To this feature Mr. Vanderbilt objected strenuously, arguing that it was too high a price to pay for having his problem solved. If all the bonds were converted, it would add 3,600,000 shares to his capitalization, nearly a 50% dilution of stockholders’ equity.
Banker Jackson Eli Reynolds of First National and Morgan Partner George Whitney had a more immediate objection: they thought that with the current low estate of rails they would have a pauper’s hard time selling a 4% Central bond, conversion feature or no. Moreover, by selling the bonds as Mr. Jones suggested, they hinted that he was tricking them into “an underwriting . . . forbidden by [New Deal] law.” And, listing all the other objections they could think of, together with a counterproposal (put both bank and RFC loans on a six-month-notice basis), Messrs. Reynolds & Whitney wrote Mr. Vanderbilt, who forwarded the letter to Mr. Jones with a covering note. Mr. Vanderbilt began cajolingly: “Dear Jesse:
“. . . candidly, and I know you will forgive me for being frank, I cannot see what useful purpose is served by the publication of interviews. … I feel that repeated public reference to financial plans which cannot presently succeed is distinctly harmful to our company and might militate somewhat against the eventual successful culmination of some such issue. It would seem that our creditor banks also have such a thought in mind “Sincerely yours. . . .”

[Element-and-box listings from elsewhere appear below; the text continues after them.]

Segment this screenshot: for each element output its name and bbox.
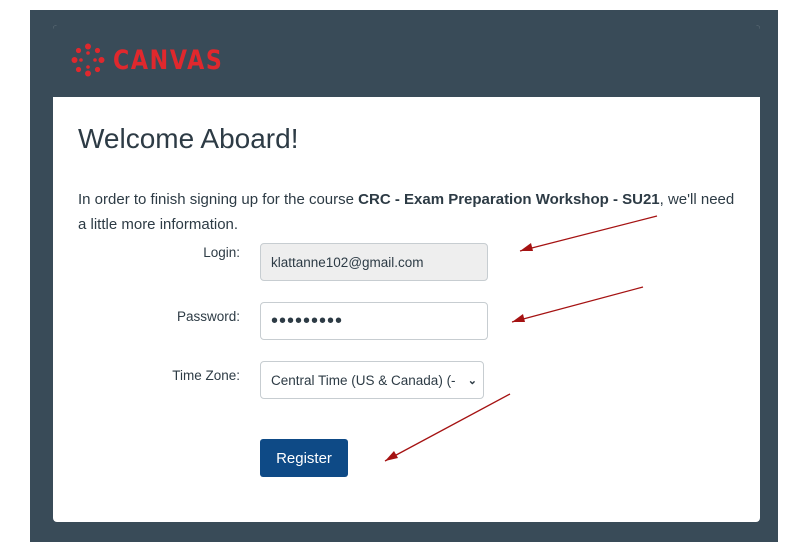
arrow-password <box>511 286 644 323</box>
annotation-arrows <box>384 215 658 462</box>
arrowhead-password <box>512 314 525 322</box>
arrowhead-login <box>520 243 533 251</box>
arrow-timezone <box>384 393 511 462</box>
arrowhead-register <box>385 451 398 461</box>
arrow-login <box>519 215 658 252</box>
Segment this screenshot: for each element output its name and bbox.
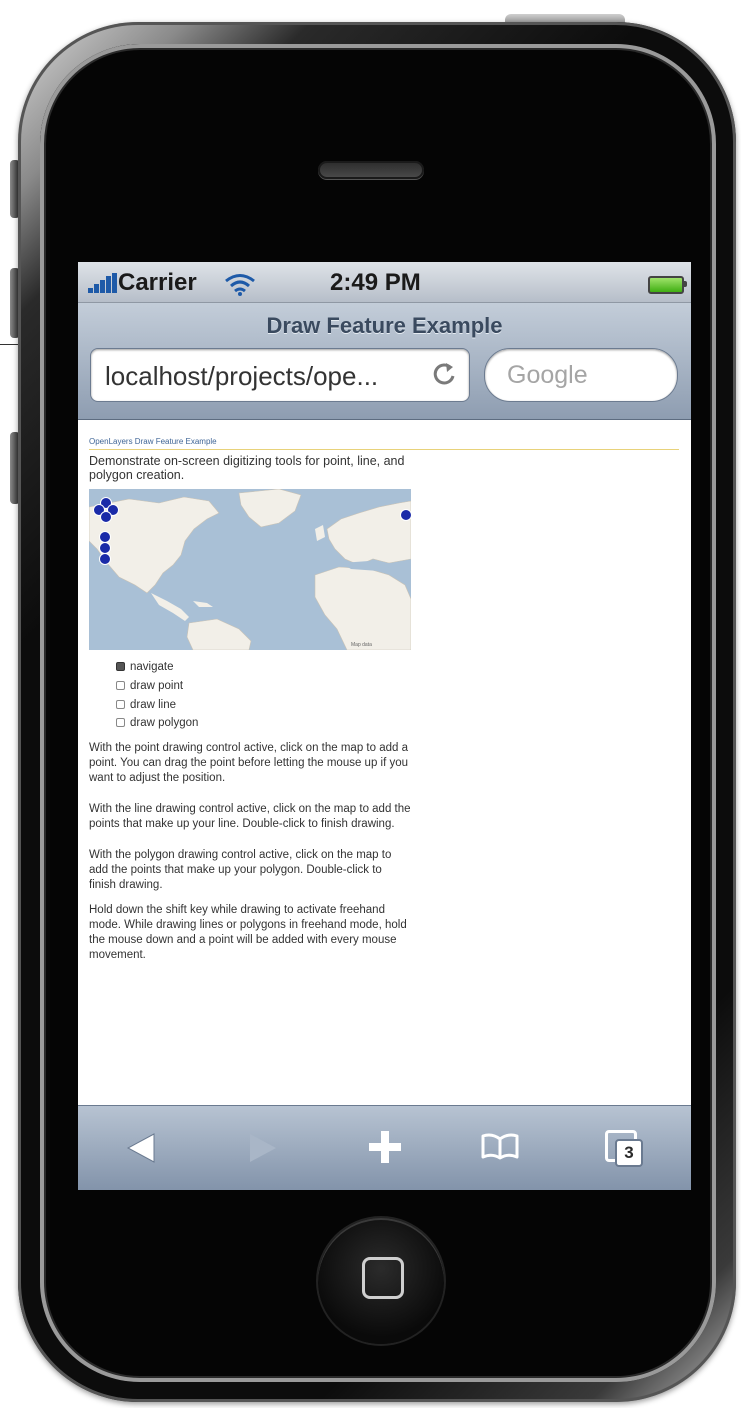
control-navigate[interactable]: navigate (116, 661, 173, 673)
control-label: draw line (130, 699, 177, 711)
url-text: localhost/projects/ope... (105, 361, 379, 391)
speaker-grille (318, 161, 424, 179)
control-draw-point[interactable]: draw point (116, 680, 183, 692)
zoom-controls-icon[interactable] (99, 531, 111, 565)
short-description: Demonstrate on-screen digitizing tools f… (89, 454, 405, 482)
control-draw-polygon[interactable]: draw polygon (116, 717, 198, 729)
status-time: 2:49 PM (330, 269, 421, 296)
map-tiles: Map data (89, 489, 411, 650)
paragraph-line: With the line drawing control active, cl… (89, 803, 411, 830)
page-header: OpenLayers Draw Feature Example (89, 437, 217, 446)
svg-text:Map data: Map data (351, 642, 372, 648)
map-view[interactable]: Map data (89, 489, 411, 650)
back-arrow-icon[interactable] (126, 1132, 156, 1164)
wifi-icon (225, 274, 255, 296)
search-field[interactable]: Google (484, 348, 678, 402)
browser-toolbar: 3 (78, 1105, 691, 1190)
forward-arrow-icon (250, 1134, 276, 1162)
web-content: OpenLayers Draw Feature Example Demonstr… (78, 420, 691, 1105)
carrier-name: Carrier (118, 269, 197, 296)
control-label: draw point (130, 680, 184, 692)
paragraph-polygon: With the polygon drawing control active,… (89, 849, 392, 891)
paragraph-point: With the point drawing control active, c… (89, 742, 409, 784)
radio-draw-line[interactable] (116, 700, 125, 710)
pan-control-icon[interactable] (93, 497, 119, 523)
radio-draw-point[interactable] (116, 681, 125, 691)
paragraph-freehand: Hold down the shift key while drawing to… (89, 904, 407, 961)
status-bar: Carrier 2:49 PM (78, 262, 691, 303)
home-square-icon (362, 1257, 404, 1299)
control-draw-line[interactable]: draw line (116, 699, 176, 711)
radio-draw-polygon[interactable] (116, 718, 125, 728)
browser-navbar: Draw Feature Example localhost/projects/… (78, 303, 691, 420)
control-label: draw polygon (130, 717, 199, 729)
pages-count: 3 (615, 1139, 643, 1167)
reload-icon[interactable] (431, 361, 457, 387)
plus-icon[interactable] (367, 1129, 403, 1165)
signal-bars-icon (88, 273, 122, 293)
layer-switcher-icon[interactable] (400, 509, 411, 521)
header-rule (89, 449, 679, 450)
control-label: navigate (130, 661, 174, 673)
url-field[interactable]: localhost/projects/ope... (90, 348, 470, 402)
battery-tip (683, 281, 687, 287)
search-placeholder: Google (507, 361, 588, 389)
battery-icon (648, 276, 684, 294)
phone-screen: Carrier 2:49 PM Draw Feature Example loc… (78, 262, 691, 1190)
page-title: Draw Feature Example (266, 313, 503, 338)
radio-navigate[interactable] (116, 662, 125, 672)
bookmarks-icon[interactable] (480, 1133, 520, 1161)
pages-icon[interactable]: 3 (605, 1130, 643, 1167)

This sort of letter put no tenderness in Mr. Jones’s heart, no amenities on his tongue. Sternly he dictated: “Dear Mr. Vanderbilt:
“… I appreciate that some bankers and corporate officials do not like publicity. . . . One very good way to avoid further publicity of this character would be to put your finances in order. “I certainly have no desire to annoy you or your bankers, but would be derelict in my duty if I did not do what I could to assist in correcting what I know to be an unhealthy situation. . . .” And, most tartly: “If Messrs. Reynolds and Whitney would try half as hard to effect such a program as I have suggested, as they do in advancing reasons why it cannot be done, your financing problems would be solved.
“Very truly yours. . . .” Despite his sternness, “Dear Jesse” extended for two months $15,600.000 of “Dear Mr. Vanderbilt’s” RFC note falling due last week. But he also had an afterthought: “Dear Mr. Vanderbilt:
“The Reynolds-Whitney letter . . . imputed to me a proposal that the banks violate the law-which is not true; assuming to themselves more scrupulous ethics. In order that there may be no possible misunderstanding … I am releasing the correspondence.”